Não esqueço-me que o nosso sistema penitenciário (e não só) está falido. Todos nós sabemos que uma lei a mais ou a menos não vai mudar nada.
É preciso mudar a cultura em relação à criminalidade. Devemos entender que o infractor é uma pessoa com outras perturbações, que as concepções políticas, religiosas e sociológicas não abarcam.
Para distúrbios de conduta, temos sempre que dar uma chance de tratamento e intervenção, o que não significa impunidade.
Caro amigo I. Macia, não encontro nas palavras desta pequena criança nenhuma inteligência e não precisava de ter noções de direitos humanos para saber que a conduta proposta por ela perante o criminoso (ou a criminalidade) é errada.

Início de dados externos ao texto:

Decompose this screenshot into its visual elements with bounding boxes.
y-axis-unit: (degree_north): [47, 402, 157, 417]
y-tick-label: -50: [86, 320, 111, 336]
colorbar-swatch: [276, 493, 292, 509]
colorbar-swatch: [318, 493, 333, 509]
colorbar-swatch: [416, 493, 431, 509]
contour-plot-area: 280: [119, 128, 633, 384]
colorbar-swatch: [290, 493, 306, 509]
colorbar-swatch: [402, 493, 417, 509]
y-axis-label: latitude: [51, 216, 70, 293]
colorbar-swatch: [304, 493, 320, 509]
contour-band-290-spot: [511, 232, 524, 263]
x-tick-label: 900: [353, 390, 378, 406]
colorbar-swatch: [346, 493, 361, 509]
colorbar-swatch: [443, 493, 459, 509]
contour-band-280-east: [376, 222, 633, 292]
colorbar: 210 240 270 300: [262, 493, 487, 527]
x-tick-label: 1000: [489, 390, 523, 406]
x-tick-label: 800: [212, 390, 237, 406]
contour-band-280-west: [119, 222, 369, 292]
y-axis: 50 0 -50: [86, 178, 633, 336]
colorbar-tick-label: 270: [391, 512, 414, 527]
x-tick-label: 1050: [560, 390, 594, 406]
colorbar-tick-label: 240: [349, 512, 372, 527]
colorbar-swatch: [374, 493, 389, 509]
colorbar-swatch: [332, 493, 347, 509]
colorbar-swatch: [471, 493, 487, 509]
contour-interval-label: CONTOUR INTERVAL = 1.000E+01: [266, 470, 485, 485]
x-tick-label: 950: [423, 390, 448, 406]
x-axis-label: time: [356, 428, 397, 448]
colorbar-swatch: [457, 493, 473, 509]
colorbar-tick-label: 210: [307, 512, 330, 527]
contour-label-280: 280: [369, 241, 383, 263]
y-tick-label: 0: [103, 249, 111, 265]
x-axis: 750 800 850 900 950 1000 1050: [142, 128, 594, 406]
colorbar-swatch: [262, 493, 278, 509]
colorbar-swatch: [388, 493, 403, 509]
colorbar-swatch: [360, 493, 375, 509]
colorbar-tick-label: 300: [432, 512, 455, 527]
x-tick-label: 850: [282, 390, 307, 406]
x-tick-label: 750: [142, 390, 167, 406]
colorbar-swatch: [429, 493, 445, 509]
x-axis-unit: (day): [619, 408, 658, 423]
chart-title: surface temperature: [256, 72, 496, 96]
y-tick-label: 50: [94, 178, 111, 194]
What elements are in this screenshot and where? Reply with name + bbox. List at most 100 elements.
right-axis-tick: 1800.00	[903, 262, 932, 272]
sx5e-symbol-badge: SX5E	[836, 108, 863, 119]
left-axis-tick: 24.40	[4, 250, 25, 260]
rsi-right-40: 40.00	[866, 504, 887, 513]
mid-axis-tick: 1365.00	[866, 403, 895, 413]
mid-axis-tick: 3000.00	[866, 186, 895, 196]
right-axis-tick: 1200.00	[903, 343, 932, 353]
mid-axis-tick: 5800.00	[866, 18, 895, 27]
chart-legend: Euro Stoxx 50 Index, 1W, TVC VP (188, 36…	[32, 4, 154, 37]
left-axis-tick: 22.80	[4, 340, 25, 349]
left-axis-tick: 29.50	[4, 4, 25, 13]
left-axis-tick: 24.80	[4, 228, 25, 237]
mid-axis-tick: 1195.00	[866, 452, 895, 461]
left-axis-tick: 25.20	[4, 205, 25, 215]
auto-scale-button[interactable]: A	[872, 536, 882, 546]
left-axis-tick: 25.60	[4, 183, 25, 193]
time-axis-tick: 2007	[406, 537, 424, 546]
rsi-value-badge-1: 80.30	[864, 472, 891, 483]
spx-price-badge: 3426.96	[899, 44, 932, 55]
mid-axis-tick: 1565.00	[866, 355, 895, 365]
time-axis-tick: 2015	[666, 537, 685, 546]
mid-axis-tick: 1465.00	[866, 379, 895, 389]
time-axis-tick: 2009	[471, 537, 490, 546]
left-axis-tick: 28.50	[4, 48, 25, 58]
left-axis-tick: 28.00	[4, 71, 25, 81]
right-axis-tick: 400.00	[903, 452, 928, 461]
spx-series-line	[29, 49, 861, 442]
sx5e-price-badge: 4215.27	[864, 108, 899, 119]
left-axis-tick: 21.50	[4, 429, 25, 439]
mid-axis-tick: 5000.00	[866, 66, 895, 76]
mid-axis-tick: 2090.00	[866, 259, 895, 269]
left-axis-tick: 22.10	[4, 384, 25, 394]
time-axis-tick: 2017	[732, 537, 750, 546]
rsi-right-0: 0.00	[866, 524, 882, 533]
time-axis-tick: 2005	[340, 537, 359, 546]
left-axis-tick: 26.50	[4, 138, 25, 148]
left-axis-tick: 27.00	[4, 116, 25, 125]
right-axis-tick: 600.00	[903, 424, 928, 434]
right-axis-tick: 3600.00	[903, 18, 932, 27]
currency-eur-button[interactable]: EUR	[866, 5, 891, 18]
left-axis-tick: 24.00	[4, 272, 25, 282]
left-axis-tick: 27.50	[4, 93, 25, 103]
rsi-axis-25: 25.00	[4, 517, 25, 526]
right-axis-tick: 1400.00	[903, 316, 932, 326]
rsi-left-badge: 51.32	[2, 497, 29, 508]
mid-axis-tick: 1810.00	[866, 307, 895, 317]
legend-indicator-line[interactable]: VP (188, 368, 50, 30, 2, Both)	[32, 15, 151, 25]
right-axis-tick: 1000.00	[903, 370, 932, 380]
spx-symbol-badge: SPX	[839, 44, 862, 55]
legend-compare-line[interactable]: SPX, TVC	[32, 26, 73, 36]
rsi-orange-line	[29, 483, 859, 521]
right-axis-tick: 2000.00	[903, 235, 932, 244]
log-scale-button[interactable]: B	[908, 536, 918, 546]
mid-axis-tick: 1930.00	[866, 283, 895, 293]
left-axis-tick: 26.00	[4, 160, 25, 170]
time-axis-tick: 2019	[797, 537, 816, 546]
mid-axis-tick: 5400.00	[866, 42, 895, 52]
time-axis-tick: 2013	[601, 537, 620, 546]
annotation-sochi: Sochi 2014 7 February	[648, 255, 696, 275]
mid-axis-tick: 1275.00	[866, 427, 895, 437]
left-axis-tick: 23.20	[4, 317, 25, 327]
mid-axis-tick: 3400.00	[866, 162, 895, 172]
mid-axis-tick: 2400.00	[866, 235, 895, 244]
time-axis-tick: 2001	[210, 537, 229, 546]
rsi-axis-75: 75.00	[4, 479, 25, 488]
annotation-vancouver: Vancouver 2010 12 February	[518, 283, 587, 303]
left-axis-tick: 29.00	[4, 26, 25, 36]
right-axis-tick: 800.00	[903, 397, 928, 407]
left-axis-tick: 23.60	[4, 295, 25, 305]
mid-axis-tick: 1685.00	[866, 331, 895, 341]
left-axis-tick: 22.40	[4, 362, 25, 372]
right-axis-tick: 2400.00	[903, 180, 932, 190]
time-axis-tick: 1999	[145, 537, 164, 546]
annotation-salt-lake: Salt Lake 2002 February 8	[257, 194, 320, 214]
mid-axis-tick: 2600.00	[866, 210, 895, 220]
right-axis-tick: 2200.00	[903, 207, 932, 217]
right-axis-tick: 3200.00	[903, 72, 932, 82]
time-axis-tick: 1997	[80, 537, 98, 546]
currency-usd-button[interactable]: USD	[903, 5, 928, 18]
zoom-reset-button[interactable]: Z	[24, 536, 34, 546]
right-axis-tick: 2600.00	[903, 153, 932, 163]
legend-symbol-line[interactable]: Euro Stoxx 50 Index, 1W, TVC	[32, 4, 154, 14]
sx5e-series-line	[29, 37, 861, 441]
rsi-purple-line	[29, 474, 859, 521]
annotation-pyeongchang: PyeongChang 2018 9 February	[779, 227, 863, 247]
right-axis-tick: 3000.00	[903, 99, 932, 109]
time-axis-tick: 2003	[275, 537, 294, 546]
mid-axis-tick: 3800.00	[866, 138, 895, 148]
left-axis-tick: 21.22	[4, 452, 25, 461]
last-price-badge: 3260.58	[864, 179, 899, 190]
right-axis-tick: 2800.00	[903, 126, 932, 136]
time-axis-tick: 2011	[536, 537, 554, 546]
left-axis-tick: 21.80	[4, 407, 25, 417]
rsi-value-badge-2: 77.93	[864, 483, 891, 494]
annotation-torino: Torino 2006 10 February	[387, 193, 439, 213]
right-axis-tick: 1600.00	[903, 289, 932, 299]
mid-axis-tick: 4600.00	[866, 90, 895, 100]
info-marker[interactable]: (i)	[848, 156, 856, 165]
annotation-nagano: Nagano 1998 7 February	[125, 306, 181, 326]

Veja que no fim até diz que também os que maltrataram vão ajoelhar-se diante do pastor para pedirem perdão...quer dizer reconhece que a "justiça pelas próprias mãos" não é o melhor caminho.
Um grande abraço a todos

Jojó Lemos (ex. anónimo)

Anónimo disse...

a crianca e' de todo inteligente! e se calhar deixar um 'take home message' para os adultos....

Carlos Serra disse...

Naturalmente que há crianças que têm outro tipo de discurso, do género "não devemos bater nem matar, devemos levar à polícia". Em tempo devido falaremos de todos esses casos.

ilídio macia disse...

Caro Lemos, estou a gostar do debate. É muito fino e didáctico. Deixe-me só citar o último periodo do seu comentário: " Veja que no fim até diz que também os que maltrataram vão ajoelhar-se diante do pastor para pedirem perdão...quer dizer reconhece que a "justiça pelas próprias mãos" não é o melhor caminho." Ora, meu caro Lemos, se afirmas que a criança "reconhece que a justiça pelas próprias mãos não é melhor caminho", então creio que está aí mais um sinal de inteligência desta criança-centro do nosso debate.

Carlos Serra disse...

Parece (os dados ainda estão a ser tratados) haver uma característica central nas redacções das crianças de Maputo e Beira: a exigência de punição, frequentemente a punição antes de o ladrão ser entregue à polícia.